帰化申請の素行条件と厚生年金

 昨年のナナテンゼロキュウ帰化申請以来、帰化申請に年金の加入義務・支払義務を果たしていないと、帰化申請が100%できなくなったことは、帰化専門の行政書士にとっては、もう既にあたりまえの認識となっているかと存じます。

 私も、新基準の帰化申請書類内容が明らかになり始めた平成24年の春頃からは、帰化相談会参加のお電話をいただいた際に「2号です、3号です。」つまり「自分は(または夫が)サラリーマンで、会社で社会保険に加入してもらっています」と聞いた途端、いつもホッと胸を撫で下ろすようになりました。

 しかし、1号、つまり、国民年金加入義務者よりも、さらに厄介なのが法人役員などの強制適用事業所に該当する場合です。

 自分の会社は適用届の必要がないと勘違いしている経営者の方が非常に多いのですが、経営者は「少なくとも」直近、つまり「前年度」の会社が払った年金保険料の領収証の写し等を提出しなければなりません。

 つまり、きちんと厚生年金適用事業所として登録されていなければいけませんし、被保険者の分の年金保険料を「会社として」支払えていなければなりません。

 経営者が自分の「国民年金保険料を支払っている」ということと、「厚生年金適用事業所としての義務を果たしている」ということは、まったく違う話であり、国民年金を払っているからといって、厚生年金事業者としての義務を果たしていないことは絶対に許してもらえません。
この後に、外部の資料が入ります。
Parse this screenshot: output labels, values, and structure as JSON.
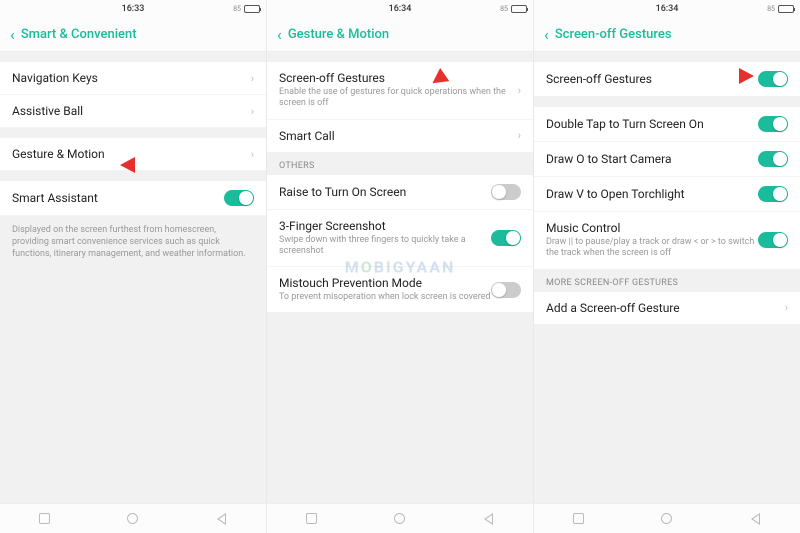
{
  "watermark": "MOBIGYAAN",
  "screen1": {
    "time": "16:33",
    "battery": "85",
    "title": "Smart & Convenient",
    "rows": {
      "nav_keys": "Navigation Keys",
      "assistive": "Assistive Ball",
      "gesture": "Gesture & Motion",
      "smart_label": "Smart Assistant"
    },
    "info": "Displayed on the screen furthest from homescreen, providing smart convenience services such as quick functions, itinerary management, and weather information."
  },
  "screen2": {
    "time": "16:34",
    "battery": "85",
    "title": "Gesture & Motion",
    "rows": {
      "sog_title": "Screen-off Gestures",
      "sog_sub": "Enable the use of gestures for quick operations when the screen is off",
      "smartcall": "Smart Call",
      "section_others": "OTHERS",
      "raise": "Raise to Turn On Screen",
      "tfs_title": "3-Finger Screenshot",
      "tfs_sub": "Swipe down with three fingers to quickly take a screenshot",
      "mis_title": "Mistouch Prevention Mode",
      "mis_sub": "To prevent misoperation when lock screen is covered"
    }
  },
  "screen3": {
    "time": "16:34",
    "battery": "85",
    "title": "Screen-off Gestures",
    "rows": {
      "sog": "Screen-off Gestures",
      "dtap": "Double Tap to Turn Screen On",
      "drawo": "Draw O to Start Camera",
      "drawv": "Draw V to Open Torchlight",
      "music_title": "Music Control",
      "music_sub": "Draw || to pause/play a track or draw < or > to switch the track when the screen is off",
      "section_more": "MORE SCREEN-OFF GESTURES",
      "add": "Add a Screen-off Gesture"
    }
  }
}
 ちなみに、国民年金保険料であれば、ひとりにつき年間18万円ほどのことですが、厚生年金保険料となると結局は会社負担分と自己負担分を合わせて支払うわけですから、たとえ、5,60万円程度の報酬しか取っていない経営者でも、年間あたり130万円程度の保険料が掛かります。さらに健康保険も社会保険となりますから、国民年金を掛けてきた人と比べれば、雲泥の差があります。

 ただし、この話で重要なことは、「帰化申請をするとか、しないとか、に関わらず、会社経営者として果たしていなければならない義務である」ということです。

 帰化申請をするつもりがなくても、今後は気をつけていかなければ、世の中の動きとして、年金未納や年金事業所非加入問題は社会問題としてメスが入る動きが顕在化してきたということです。

 とくに、入管においても、実際に在留取消・退去強制という事例が実際に出てまいりました。
 それほど、外国人の年金、税金、社会保険に関する違法行為は、もう国が目をつぶっていられないくらいの域にまで達してきたということなのです。